When comparing the combined revenue of the four richest athletics programs in Alabama and Georgia (Alabama, Georgia, Auburn, and Georgia Tech) to the revenue of the six schools underneath them (UAB, Troy, Jacksonville State, Georgia Southern, Georgia State and Kennesaw State), the results are lopsided.

The athletics revenue for the four big universities totals over $500 million while that of the six smaller schools is a little over $150 million.

These larger schools don’t need athletic fees nearly as much due to higher licensing revenue and greater ticket sales. For example, the University of Georgia made over $56 million in rights and licensing revenue, which includes television contract negotiations and corporate sponsorships among other things, in 2016. That amount alone is nearly $25 million more than Georgia Southern’s entire 2016 athletic revenue! They make so much money that the high cost of running a football program is not an issue. For other schools, however, it can be.

Football programs are extremely expensive. Between the equipment, staff and facilities, universities are shelling out millions of dollars. They are not able to recoup the cost with revenue alone, so they turn to the students to help back the programs.

One of the prime examples of this is Georgia State. Georgia State’s student fees are among the highest in the nation. As of 2016, students are paying over $275 per semester in athletic fees. That’s nearly $220 more than what UGA students pay per semester.
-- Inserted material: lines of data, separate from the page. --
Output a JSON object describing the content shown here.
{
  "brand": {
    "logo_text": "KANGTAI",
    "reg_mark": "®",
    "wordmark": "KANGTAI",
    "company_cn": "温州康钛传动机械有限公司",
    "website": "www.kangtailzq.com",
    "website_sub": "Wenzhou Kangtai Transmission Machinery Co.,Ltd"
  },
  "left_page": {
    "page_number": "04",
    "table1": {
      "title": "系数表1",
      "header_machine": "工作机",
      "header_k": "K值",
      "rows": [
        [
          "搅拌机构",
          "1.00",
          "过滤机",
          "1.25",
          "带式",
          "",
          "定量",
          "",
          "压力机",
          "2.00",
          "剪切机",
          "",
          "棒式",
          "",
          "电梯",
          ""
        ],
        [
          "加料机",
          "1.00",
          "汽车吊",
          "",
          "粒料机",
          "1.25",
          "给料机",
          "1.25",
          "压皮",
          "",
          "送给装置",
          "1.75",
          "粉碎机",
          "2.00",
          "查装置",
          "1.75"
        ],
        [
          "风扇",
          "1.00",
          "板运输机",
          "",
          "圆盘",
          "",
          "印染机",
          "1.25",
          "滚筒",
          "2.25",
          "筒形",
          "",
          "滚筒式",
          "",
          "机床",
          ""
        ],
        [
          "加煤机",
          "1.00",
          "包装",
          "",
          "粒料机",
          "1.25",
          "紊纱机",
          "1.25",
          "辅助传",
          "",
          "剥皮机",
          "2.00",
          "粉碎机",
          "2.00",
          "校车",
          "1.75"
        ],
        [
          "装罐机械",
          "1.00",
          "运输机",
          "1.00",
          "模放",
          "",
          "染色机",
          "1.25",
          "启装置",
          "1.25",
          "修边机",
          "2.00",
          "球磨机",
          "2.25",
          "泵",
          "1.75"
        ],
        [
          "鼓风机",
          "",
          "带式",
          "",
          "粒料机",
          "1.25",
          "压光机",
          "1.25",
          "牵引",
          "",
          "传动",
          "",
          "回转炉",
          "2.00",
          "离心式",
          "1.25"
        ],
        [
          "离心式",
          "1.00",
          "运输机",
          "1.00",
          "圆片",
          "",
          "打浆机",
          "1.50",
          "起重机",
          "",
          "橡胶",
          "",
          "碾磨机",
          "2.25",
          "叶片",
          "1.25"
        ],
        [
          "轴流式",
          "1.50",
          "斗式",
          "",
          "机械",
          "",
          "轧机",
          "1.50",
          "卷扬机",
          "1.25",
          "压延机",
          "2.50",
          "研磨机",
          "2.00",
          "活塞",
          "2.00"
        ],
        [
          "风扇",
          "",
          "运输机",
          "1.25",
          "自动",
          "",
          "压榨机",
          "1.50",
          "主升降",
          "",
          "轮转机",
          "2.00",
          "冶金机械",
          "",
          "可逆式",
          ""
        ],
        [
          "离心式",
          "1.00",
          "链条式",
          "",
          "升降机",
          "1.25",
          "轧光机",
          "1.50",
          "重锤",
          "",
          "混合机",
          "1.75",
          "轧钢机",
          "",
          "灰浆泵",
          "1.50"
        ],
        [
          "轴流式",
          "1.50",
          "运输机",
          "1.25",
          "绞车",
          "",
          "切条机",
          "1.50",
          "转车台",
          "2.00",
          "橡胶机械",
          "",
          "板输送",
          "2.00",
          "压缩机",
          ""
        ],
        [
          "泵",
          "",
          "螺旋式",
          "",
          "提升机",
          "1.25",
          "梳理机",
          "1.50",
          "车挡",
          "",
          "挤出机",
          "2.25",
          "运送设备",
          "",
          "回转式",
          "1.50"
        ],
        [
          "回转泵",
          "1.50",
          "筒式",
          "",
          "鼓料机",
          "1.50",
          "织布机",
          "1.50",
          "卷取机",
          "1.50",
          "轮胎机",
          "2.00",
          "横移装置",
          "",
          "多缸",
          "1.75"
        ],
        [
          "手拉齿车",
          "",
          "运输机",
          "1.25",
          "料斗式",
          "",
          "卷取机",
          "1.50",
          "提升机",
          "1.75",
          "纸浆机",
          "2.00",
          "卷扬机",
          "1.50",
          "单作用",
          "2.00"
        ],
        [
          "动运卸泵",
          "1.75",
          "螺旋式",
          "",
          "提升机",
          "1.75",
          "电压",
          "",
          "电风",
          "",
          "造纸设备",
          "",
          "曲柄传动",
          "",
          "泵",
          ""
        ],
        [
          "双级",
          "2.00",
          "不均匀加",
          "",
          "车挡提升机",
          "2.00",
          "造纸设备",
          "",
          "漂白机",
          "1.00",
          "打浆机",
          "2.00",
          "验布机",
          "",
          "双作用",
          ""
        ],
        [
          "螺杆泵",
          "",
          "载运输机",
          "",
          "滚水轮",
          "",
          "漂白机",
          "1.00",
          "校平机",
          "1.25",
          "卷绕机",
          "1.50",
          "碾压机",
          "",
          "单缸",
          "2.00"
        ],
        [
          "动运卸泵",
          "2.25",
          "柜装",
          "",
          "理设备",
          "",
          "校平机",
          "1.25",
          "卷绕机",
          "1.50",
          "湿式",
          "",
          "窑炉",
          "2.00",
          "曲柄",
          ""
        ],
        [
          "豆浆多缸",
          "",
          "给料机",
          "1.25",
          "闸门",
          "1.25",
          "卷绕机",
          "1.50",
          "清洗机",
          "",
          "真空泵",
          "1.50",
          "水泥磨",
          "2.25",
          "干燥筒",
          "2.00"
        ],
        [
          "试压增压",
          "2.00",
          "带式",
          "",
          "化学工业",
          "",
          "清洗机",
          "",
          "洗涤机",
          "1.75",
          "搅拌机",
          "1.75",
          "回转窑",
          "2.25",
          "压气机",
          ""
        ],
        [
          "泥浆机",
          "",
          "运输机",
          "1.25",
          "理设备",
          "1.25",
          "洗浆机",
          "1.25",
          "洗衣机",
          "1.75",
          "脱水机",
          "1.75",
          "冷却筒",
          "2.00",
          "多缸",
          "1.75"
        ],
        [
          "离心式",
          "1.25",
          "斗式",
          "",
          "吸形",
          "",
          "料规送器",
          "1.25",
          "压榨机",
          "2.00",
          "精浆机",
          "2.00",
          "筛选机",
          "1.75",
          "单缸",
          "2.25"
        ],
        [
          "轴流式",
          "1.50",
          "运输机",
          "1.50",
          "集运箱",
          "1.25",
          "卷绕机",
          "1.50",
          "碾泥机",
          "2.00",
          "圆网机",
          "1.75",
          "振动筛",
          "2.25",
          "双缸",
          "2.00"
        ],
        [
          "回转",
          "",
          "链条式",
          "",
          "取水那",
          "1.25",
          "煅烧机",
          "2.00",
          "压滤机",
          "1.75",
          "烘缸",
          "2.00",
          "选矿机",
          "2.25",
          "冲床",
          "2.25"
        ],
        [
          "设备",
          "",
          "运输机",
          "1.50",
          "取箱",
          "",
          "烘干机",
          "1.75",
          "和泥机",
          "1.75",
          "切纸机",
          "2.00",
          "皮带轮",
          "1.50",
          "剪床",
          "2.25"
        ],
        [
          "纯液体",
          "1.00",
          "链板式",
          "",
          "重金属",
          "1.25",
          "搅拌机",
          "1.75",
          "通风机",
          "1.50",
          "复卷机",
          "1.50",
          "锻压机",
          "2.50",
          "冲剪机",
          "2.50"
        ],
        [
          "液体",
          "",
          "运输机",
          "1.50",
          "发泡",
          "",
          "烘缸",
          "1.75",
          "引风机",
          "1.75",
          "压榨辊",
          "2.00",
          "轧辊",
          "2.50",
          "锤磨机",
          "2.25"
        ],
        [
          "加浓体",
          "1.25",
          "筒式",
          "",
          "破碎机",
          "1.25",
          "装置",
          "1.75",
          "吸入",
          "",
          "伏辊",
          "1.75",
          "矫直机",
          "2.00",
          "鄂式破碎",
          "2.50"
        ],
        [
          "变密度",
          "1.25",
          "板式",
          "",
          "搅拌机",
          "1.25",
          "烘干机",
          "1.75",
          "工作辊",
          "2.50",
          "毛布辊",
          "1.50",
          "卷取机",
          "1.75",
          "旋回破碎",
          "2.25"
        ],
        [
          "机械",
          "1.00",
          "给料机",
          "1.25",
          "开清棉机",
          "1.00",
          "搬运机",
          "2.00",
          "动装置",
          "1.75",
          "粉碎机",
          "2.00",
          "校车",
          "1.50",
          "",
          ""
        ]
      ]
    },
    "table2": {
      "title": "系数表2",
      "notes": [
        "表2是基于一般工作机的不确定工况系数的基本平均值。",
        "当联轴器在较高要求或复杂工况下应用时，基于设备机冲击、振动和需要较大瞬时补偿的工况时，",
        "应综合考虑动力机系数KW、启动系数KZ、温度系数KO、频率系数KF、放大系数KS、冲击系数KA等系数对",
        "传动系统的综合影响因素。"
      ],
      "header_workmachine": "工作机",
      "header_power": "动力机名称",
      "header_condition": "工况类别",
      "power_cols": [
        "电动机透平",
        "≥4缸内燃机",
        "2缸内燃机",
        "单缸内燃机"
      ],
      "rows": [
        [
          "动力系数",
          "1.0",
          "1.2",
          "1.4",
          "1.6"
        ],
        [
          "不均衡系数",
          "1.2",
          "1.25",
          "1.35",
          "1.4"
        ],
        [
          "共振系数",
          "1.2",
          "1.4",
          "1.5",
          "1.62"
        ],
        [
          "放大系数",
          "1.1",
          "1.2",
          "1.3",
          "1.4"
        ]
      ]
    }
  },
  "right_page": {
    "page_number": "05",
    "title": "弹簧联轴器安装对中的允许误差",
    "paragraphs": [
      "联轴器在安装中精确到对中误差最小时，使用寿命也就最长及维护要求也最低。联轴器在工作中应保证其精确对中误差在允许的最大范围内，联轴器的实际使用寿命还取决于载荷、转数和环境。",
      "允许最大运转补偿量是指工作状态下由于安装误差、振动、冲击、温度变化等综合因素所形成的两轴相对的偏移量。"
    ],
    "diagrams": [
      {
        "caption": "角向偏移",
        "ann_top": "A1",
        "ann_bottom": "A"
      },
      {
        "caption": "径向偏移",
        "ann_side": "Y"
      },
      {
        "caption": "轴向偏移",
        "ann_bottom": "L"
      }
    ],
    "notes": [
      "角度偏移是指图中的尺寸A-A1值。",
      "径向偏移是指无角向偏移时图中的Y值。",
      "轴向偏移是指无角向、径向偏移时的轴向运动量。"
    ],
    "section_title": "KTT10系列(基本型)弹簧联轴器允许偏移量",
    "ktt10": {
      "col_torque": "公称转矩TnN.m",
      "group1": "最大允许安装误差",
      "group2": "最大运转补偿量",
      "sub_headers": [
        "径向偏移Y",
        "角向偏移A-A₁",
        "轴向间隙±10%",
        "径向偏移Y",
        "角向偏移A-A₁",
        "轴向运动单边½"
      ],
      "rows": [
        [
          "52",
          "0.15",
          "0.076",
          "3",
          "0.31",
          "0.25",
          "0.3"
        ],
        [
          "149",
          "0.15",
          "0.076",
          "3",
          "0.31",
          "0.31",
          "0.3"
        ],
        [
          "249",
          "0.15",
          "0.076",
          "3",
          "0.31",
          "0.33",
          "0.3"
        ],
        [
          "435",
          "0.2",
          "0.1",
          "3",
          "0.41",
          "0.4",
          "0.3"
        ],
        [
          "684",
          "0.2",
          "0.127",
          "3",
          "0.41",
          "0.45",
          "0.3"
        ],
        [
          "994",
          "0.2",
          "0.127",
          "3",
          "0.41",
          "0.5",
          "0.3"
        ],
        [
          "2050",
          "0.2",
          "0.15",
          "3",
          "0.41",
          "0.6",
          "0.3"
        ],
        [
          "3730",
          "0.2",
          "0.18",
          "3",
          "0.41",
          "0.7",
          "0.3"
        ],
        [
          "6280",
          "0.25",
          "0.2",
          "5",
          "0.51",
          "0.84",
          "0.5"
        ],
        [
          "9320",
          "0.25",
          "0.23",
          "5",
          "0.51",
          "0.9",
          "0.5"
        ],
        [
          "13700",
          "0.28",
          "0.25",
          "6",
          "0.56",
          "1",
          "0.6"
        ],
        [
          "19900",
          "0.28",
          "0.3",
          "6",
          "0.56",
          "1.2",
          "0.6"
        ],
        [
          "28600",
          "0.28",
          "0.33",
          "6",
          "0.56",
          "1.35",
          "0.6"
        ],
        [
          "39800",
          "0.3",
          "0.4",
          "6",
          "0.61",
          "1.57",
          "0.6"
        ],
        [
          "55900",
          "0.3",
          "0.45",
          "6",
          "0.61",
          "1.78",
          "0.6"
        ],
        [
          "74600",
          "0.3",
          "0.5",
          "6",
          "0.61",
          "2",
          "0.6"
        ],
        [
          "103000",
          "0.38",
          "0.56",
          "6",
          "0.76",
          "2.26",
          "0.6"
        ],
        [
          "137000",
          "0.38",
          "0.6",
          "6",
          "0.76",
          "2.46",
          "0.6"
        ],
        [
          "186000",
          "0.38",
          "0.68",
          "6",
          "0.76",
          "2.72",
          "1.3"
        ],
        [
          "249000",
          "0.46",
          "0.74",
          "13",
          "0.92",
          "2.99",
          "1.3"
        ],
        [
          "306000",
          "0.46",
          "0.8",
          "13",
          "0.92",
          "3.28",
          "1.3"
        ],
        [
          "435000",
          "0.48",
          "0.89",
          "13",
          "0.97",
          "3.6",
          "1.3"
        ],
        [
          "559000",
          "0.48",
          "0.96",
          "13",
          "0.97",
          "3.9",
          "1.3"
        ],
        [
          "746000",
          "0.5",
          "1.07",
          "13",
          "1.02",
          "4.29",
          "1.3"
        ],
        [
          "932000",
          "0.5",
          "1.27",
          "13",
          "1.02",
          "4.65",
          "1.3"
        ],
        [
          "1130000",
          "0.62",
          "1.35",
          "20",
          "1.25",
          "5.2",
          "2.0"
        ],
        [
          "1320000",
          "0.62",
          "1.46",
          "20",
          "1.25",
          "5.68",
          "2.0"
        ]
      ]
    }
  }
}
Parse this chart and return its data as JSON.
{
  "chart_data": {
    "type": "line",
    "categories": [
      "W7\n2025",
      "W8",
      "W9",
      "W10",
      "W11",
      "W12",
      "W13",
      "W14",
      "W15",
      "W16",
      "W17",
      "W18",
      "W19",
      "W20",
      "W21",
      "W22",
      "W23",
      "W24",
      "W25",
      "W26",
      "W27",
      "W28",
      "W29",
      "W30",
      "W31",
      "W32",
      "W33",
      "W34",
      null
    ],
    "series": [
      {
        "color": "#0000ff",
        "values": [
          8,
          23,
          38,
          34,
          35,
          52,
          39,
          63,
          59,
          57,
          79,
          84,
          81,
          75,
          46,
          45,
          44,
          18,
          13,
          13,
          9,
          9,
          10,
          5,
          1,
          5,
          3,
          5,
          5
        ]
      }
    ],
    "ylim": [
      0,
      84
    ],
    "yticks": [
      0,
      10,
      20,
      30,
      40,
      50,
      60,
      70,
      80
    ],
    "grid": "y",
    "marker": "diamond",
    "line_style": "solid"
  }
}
This remarkable difference highlights the circumstances of the two schools. With so much demand for tickets, merchandise and other pieces of the program, the University of Georgia doesn’t need to ask its students for much help financing athletics.

The bottom line is this: student fees are far more valuable to smaller, lower profile schools than their larger counterparts. If students attend a school that is not affiliated with having a premier athletics department, then they will probably be asked to pay a significant amount more than their buddies at universities such as Alabama, Auburn and Georgia.

After UAB shut down their football program, there was a demand to bring it back. Although UAB couldn’t rely on robust ticket sales and generous donations, their students were willing to pay the price to bring their team back. It serves to be an important example of the value that athletics fees can have for some schools. To them, higher athletic fees are worth it in the end.

Information in this story comes from USA Today’s 2015-16 NCAA Finances report, AL.com, chronicle.com, The Atanta Journal-Constitution, The Washington Post and The Red & Black.